VIA “nytimes.com” by Robert Pear
WASHINGTON — President Obama said Tuesday that 11.4 million people had selected private health insurance plans or renewed their coverage under the Affordable Care Act in the enrollment period that ended Sunday.
“It gives you some sense of how hungry people were out there for affordable, accessible health insurance,” Mr. Obama said in a video released by the White House.
Administration officials said the numbers would grow in the next week as insurance marketplaces, or exchanges, signed up people who had tried to enroll but encountered technical problems on HealthCare.gov or state insurance websites.
The White House celebrated the latest numbers as evidence of the success of the health law, which was adopted in 2010 without any Republican votes.

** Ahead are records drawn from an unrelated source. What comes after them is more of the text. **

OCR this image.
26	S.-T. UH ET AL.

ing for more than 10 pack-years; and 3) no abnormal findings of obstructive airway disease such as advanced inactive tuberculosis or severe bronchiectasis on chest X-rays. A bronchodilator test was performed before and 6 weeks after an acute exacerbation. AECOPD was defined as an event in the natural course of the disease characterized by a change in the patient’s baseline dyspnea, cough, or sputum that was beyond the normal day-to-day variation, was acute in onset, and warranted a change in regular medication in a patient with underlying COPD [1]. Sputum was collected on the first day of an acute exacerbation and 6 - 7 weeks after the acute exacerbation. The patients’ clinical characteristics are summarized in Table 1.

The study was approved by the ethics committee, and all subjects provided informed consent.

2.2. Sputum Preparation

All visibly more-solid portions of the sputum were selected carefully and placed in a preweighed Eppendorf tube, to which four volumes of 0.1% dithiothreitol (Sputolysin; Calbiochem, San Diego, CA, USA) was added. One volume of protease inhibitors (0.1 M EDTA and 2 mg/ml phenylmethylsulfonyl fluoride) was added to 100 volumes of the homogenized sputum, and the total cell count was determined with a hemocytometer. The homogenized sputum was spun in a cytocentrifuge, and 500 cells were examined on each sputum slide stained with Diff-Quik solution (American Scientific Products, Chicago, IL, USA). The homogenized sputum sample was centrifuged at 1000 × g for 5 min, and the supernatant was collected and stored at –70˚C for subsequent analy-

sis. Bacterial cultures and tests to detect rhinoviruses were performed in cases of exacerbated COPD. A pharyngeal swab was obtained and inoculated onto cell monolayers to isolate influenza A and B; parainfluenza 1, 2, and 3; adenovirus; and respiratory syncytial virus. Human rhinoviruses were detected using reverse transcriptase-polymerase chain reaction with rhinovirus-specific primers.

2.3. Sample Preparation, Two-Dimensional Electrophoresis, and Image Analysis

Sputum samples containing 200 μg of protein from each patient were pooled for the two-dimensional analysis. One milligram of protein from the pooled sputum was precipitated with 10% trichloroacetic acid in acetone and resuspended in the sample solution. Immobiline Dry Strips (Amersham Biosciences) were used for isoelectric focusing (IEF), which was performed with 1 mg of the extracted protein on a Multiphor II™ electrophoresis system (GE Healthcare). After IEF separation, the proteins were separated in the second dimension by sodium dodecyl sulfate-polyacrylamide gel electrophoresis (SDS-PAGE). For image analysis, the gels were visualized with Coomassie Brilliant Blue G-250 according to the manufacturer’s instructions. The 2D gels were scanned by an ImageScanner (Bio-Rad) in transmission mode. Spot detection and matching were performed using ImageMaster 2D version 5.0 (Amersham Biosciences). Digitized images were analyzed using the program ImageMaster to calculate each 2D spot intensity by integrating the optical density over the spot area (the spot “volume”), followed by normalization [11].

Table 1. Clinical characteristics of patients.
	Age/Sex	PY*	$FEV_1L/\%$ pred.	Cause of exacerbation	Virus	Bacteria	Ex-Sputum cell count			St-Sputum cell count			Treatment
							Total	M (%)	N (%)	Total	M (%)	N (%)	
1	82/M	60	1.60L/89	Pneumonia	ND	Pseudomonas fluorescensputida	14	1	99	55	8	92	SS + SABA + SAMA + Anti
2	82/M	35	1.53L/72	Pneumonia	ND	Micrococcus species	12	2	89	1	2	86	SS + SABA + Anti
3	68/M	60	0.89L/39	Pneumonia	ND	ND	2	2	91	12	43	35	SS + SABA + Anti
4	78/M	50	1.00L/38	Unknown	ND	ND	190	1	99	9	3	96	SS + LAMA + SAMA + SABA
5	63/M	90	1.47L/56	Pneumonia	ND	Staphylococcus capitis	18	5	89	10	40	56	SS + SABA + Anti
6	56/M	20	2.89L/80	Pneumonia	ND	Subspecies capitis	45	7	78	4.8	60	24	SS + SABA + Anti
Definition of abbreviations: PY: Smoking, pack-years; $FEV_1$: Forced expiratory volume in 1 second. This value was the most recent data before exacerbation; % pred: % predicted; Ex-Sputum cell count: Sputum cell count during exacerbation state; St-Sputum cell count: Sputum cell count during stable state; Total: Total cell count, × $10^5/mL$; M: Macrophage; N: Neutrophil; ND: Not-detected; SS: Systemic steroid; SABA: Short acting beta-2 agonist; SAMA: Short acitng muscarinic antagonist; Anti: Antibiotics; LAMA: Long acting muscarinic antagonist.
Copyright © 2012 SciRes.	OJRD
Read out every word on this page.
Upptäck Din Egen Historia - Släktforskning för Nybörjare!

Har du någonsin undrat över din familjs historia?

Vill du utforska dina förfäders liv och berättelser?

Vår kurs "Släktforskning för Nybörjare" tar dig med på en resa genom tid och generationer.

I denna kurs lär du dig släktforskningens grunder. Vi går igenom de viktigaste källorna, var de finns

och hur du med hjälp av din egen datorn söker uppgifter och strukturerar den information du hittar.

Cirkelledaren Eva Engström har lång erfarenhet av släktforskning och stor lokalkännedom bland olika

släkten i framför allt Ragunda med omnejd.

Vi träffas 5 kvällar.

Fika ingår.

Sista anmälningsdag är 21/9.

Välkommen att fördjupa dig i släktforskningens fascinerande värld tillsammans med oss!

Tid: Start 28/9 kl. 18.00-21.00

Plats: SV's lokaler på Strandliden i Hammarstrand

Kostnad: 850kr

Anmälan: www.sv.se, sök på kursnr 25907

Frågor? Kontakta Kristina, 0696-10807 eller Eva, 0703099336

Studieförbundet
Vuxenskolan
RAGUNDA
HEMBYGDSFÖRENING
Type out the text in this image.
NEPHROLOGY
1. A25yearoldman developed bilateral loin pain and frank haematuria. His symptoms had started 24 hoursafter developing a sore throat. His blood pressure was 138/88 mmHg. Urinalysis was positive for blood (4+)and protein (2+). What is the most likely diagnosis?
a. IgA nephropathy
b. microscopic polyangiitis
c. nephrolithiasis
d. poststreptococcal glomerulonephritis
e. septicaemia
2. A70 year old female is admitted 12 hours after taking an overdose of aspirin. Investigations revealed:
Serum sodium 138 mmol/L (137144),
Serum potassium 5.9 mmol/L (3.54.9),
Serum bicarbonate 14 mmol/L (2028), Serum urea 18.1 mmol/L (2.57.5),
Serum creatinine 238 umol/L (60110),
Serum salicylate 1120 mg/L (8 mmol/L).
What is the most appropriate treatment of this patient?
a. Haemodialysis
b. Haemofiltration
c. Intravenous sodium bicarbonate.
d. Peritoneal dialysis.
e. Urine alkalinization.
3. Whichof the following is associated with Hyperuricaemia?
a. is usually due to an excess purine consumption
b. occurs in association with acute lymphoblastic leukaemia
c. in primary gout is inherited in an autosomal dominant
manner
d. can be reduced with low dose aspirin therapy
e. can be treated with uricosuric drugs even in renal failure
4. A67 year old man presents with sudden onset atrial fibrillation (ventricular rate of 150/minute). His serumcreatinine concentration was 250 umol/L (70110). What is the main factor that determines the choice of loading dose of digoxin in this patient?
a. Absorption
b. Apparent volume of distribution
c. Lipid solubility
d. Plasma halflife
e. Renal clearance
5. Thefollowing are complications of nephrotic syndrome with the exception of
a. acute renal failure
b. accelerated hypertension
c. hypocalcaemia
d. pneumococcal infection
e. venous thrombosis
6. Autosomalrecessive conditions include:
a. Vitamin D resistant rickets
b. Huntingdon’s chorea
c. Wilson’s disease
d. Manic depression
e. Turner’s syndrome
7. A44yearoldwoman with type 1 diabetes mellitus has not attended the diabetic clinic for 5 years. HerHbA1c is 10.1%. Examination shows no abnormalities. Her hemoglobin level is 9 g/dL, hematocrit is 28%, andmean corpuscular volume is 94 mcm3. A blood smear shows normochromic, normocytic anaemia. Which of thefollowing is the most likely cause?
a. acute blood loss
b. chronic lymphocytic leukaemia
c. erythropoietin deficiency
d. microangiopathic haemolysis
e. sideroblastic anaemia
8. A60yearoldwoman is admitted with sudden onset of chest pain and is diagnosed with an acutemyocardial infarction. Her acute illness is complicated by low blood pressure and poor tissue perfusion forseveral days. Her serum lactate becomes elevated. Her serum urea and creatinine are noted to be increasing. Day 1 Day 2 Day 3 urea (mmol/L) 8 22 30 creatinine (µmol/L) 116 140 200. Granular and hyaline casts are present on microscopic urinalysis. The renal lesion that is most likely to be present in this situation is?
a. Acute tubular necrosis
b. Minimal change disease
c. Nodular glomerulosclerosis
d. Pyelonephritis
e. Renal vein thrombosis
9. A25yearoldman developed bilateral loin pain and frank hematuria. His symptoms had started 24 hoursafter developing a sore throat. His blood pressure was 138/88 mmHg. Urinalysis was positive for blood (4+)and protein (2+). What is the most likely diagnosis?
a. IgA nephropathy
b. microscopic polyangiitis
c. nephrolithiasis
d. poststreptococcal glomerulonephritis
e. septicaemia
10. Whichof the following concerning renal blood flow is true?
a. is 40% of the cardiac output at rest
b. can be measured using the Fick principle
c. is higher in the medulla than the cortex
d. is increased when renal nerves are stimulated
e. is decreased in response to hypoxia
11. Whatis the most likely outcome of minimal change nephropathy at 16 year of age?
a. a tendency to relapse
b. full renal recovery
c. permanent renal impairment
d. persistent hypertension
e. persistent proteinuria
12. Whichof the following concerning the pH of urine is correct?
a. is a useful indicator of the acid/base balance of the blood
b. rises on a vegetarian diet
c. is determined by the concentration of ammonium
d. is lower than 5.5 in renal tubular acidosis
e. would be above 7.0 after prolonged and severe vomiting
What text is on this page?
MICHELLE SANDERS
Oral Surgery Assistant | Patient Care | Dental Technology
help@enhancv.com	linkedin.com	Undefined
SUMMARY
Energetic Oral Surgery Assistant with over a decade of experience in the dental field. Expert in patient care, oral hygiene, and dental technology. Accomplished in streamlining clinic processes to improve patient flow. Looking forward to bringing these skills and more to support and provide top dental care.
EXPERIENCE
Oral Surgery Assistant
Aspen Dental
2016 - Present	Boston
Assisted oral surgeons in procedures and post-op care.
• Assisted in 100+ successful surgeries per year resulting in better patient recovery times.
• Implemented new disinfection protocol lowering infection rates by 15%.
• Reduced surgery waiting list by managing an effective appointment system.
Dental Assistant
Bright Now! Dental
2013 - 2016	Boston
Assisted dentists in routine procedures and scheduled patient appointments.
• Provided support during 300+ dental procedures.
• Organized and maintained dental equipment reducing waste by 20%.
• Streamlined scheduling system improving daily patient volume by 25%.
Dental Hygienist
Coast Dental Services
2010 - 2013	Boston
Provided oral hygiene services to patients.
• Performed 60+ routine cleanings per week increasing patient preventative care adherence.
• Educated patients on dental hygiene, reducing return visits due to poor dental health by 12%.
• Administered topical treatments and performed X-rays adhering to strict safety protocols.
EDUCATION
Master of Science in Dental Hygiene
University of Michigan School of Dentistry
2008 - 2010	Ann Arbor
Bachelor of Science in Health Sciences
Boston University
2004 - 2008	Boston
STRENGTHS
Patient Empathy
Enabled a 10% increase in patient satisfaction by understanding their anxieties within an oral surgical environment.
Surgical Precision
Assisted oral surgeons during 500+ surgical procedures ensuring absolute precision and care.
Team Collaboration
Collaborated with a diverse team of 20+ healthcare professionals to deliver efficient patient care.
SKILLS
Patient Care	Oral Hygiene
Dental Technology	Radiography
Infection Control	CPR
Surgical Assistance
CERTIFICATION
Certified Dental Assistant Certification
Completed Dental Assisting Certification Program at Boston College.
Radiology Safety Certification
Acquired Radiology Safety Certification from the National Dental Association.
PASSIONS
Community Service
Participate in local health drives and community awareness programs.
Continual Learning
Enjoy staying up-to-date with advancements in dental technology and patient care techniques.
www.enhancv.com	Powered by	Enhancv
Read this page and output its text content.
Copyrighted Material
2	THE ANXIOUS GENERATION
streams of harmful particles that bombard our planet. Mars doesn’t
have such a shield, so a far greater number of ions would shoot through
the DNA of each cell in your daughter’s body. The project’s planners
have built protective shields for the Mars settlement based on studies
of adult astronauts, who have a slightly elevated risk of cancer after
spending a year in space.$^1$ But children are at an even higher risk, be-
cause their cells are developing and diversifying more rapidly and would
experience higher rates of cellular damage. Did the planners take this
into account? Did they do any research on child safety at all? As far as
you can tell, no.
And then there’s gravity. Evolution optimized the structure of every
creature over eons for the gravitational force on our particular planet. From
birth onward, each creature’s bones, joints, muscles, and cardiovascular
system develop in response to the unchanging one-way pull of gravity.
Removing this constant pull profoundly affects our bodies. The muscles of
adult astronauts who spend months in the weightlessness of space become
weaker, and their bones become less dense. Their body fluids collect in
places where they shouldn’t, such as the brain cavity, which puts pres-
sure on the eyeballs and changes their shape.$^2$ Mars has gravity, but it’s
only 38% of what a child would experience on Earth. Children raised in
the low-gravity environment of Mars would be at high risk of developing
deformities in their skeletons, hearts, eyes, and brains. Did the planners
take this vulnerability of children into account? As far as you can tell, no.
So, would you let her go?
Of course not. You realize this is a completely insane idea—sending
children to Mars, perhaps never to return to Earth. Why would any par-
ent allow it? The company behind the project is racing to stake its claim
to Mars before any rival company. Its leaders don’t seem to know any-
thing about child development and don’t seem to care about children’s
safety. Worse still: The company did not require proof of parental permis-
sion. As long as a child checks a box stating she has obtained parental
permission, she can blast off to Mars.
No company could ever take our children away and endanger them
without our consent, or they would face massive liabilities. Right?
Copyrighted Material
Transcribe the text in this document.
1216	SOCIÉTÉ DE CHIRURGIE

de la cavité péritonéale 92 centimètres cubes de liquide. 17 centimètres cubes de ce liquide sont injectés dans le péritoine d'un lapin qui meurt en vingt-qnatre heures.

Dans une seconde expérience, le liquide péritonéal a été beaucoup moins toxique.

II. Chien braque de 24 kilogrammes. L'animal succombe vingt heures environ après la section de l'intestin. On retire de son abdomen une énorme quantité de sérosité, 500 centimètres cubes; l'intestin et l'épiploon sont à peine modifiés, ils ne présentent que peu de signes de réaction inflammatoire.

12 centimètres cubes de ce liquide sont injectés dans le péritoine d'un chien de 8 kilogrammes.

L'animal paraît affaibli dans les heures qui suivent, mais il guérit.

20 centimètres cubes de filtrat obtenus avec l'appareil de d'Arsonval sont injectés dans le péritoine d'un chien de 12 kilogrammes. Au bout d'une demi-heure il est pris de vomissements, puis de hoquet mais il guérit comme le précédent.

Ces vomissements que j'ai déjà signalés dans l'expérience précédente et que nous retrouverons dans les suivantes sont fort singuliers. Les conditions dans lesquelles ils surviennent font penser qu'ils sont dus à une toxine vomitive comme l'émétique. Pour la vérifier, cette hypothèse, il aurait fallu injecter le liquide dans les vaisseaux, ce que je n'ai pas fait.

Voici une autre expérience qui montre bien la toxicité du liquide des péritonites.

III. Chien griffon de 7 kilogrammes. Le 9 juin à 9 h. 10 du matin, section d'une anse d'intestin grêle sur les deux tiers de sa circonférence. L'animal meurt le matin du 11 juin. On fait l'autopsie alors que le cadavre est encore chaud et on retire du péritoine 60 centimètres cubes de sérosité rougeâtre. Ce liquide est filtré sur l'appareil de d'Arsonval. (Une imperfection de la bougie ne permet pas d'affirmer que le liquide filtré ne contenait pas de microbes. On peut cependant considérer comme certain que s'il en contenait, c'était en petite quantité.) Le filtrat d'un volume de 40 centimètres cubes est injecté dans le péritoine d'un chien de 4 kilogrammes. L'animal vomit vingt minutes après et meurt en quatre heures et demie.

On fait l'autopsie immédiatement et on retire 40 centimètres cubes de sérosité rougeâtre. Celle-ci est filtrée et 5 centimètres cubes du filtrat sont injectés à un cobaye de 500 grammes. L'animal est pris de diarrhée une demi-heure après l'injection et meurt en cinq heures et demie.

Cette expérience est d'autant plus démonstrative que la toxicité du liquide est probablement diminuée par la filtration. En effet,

“The Affordable Care Act is working,” Mr. Obama said. “It’s working a little bit better than we anticipated — certainly, I think, working a lot better than many of the critics talked about early on.”
More than a million people selected health plans in the last nine days of the latest open enrollment period.
“On the final day,” said Sylvia Mathews Burwell, the secretary of health and human services, “we had more consumers sign up than we’ve every had, last year or this year.”
Many people cited the threat of tax penalties as a reason for obtaining insurance.
Federal health officials emphasized that the latest numbers were preliminary. People are not formally enrolled until they pay the first month’s premium. Some people who gain insurance and pay the initial premium lose the coverage because they do not pay their share of premiums in later months.
Ms. Burwell had set a relatively modest goal for 2015, saying she wanted to have 9.1 million people signed up and paying premiums at the end of the year. The Congressional Budget Office had projected enrollment of 12 million for 2015.
The administration has had difficulty establishing a firm count of people gaining insurance under the health law.
In April 2014, Mr. Obama announced that eight million people had signed up in the initial enrollment period that had ended March 31. By October, that number had declined to 7.1 million because some people failed to pay premiums or were found ineligible because of unresolved questions about their citizenship or immigration status.
The number shrank again in November, to 6.7 million, as congressional investigators discovered that the administration had overstated enrollment by including about 400,000 people with dental insurance.